Preserve training progress using Autocheckpoint

Historically, when a TPU VM requires maintenance, the procedure is initiated immediately, without leaving time for users to perform progress-preserving actions such as saving a checkpoint. This is shown in Figure 1(a).

Diagram showing the impact of host maintenance with and without autocheckpointing

Fig. 1. Illustration of the Autocheckpoint feature: (a) Without Autocheckpoint, the training progress from the last checkpoint is lost when there is an upcoming maintenance event. (b) With Autocheckpoint, the training progress since the last checkpoint can be preserved when there is an upcoming maintenance event.

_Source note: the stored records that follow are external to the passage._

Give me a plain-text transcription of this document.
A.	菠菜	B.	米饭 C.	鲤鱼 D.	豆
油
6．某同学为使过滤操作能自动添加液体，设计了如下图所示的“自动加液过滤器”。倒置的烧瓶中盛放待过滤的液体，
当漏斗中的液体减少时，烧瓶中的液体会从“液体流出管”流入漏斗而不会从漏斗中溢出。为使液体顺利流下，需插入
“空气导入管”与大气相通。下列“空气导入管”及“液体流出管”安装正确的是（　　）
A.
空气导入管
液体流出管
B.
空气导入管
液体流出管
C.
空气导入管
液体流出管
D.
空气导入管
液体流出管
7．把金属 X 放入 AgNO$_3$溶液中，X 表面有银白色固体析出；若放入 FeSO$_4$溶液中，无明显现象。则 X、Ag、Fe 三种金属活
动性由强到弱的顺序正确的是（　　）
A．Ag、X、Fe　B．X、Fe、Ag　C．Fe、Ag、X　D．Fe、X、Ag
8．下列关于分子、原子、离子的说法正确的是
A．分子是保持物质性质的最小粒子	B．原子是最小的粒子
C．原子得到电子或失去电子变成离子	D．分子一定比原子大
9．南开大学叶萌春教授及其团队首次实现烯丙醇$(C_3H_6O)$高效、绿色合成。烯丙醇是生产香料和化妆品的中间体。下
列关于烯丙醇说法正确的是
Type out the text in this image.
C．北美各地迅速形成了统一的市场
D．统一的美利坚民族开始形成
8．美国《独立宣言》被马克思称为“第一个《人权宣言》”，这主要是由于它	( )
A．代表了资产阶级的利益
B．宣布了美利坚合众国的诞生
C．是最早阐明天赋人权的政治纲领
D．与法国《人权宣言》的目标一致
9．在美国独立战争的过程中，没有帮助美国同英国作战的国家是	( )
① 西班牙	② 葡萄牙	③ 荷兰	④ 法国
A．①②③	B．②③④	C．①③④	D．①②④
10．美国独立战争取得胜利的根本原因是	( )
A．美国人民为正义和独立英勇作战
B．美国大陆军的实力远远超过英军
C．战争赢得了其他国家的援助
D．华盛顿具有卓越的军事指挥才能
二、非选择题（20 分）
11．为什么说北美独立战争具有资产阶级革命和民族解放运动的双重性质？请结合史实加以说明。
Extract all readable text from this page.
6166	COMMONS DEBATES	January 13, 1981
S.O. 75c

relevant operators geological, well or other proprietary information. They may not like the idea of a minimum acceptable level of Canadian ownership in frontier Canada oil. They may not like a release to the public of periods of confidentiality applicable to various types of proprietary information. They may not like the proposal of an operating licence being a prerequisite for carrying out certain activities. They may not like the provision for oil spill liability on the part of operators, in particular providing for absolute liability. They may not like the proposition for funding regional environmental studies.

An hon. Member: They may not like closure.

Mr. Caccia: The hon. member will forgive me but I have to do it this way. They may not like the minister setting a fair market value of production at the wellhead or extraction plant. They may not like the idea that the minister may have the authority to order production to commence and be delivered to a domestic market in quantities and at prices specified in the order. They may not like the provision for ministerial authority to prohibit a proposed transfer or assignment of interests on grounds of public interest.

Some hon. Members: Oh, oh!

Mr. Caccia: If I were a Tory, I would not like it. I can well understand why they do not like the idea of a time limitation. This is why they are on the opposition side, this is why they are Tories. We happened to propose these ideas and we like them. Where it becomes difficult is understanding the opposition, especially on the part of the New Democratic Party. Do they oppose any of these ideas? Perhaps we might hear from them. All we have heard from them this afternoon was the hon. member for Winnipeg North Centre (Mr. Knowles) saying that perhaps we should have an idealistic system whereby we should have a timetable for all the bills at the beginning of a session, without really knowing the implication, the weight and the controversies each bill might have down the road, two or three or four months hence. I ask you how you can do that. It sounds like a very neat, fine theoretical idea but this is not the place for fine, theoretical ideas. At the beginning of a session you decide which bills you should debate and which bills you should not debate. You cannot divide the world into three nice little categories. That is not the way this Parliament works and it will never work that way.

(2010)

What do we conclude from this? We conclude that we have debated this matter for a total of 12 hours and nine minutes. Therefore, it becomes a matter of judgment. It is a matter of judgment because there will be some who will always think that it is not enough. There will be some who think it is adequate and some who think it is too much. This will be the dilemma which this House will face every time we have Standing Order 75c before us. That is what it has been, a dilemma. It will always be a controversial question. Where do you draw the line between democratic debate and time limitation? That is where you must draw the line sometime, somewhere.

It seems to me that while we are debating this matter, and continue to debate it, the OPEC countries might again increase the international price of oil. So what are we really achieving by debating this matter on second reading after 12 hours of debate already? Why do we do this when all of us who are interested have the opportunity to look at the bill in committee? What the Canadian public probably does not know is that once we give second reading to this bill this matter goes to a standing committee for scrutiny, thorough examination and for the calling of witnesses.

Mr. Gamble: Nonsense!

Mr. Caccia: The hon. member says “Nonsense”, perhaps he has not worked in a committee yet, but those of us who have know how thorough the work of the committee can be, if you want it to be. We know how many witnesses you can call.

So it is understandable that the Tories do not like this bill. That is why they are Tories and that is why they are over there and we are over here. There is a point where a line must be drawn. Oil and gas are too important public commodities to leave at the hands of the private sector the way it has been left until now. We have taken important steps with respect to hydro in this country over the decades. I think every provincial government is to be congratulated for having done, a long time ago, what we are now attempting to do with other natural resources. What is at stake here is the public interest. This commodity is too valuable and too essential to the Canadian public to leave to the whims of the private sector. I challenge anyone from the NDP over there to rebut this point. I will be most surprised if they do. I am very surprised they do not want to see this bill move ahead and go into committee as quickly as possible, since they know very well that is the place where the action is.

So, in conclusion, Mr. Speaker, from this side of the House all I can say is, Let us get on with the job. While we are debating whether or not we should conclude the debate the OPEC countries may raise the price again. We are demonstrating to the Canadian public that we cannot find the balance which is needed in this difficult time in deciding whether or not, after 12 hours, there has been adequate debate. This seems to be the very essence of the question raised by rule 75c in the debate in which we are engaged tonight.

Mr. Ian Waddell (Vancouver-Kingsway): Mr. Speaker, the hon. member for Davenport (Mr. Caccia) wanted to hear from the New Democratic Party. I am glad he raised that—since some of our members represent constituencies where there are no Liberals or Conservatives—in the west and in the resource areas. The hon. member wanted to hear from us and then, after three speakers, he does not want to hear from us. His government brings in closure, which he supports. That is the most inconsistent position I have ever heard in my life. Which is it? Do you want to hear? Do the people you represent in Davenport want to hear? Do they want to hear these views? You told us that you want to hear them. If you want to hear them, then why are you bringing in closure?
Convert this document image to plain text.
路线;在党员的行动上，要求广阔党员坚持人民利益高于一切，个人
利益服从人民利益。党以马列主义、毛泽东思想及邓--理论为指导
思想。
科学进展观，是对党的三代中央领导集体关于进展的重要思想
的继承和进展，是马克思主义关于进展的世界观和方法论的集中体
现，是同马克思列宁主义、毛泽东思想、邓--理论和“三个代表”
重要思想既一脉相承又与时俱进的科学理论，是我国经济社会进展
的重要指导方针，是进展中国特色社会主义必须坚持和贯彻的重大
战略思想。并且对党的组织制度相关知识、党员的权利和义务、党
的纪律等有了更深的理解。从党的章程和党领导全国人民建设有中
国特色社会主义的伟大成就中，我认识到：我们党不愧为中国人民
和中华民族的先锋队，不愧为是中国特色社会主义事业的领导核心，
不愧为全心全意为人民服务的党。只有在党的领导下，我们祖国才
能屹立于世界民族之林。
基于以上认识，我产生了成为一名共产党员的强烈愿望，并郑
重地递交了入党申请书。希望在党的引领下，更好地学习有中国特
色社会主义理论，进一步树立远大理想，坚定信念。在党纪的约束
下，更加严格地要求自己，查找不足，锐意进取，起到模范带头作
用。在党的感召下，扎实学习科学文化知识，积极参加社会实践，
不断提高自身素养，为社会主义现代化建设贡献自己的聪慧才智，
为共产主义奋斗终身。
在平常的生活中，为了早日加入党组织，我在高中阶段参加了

You can use Autocheckpoint (Figure 1(b)) to preserve training progress by configuring your code to save a non-scheduled checkpoint when a maintenance event occurs. When a maintenance event occurs, progress since the last checkpoint is automatically saved. The feature works on both single slices and Multislice.

The Autocheckpoint feature works with frameworks that can capture SIGTERM signals and subsequently save a checkpoint. The supported frameworks include:

Using Autocheckpoint

The Autocheckpoint feature is disabled by default. When you create a TPU or a request a queued resource, you can enable Autocheckpoint by adding the --autocheckpoint-enabled flag when provisioning the TPU. With the feature enabled, Cloud TPU performs the following steps once it receives notification of a maintenance event:

  1. Capture SIGTERM signal sent to the process using the TPU device
  2. Wait until the process exits, or 5 minutes have elapsed, whichever comes first
  3. Perform maintenance on the impacted slices

The infrastructure used by Autocheckpoint is ML framework-independent. Any ML framework can support Autocheckpoint if it can capture the SIGTERM signal and initiate a checkpointing process.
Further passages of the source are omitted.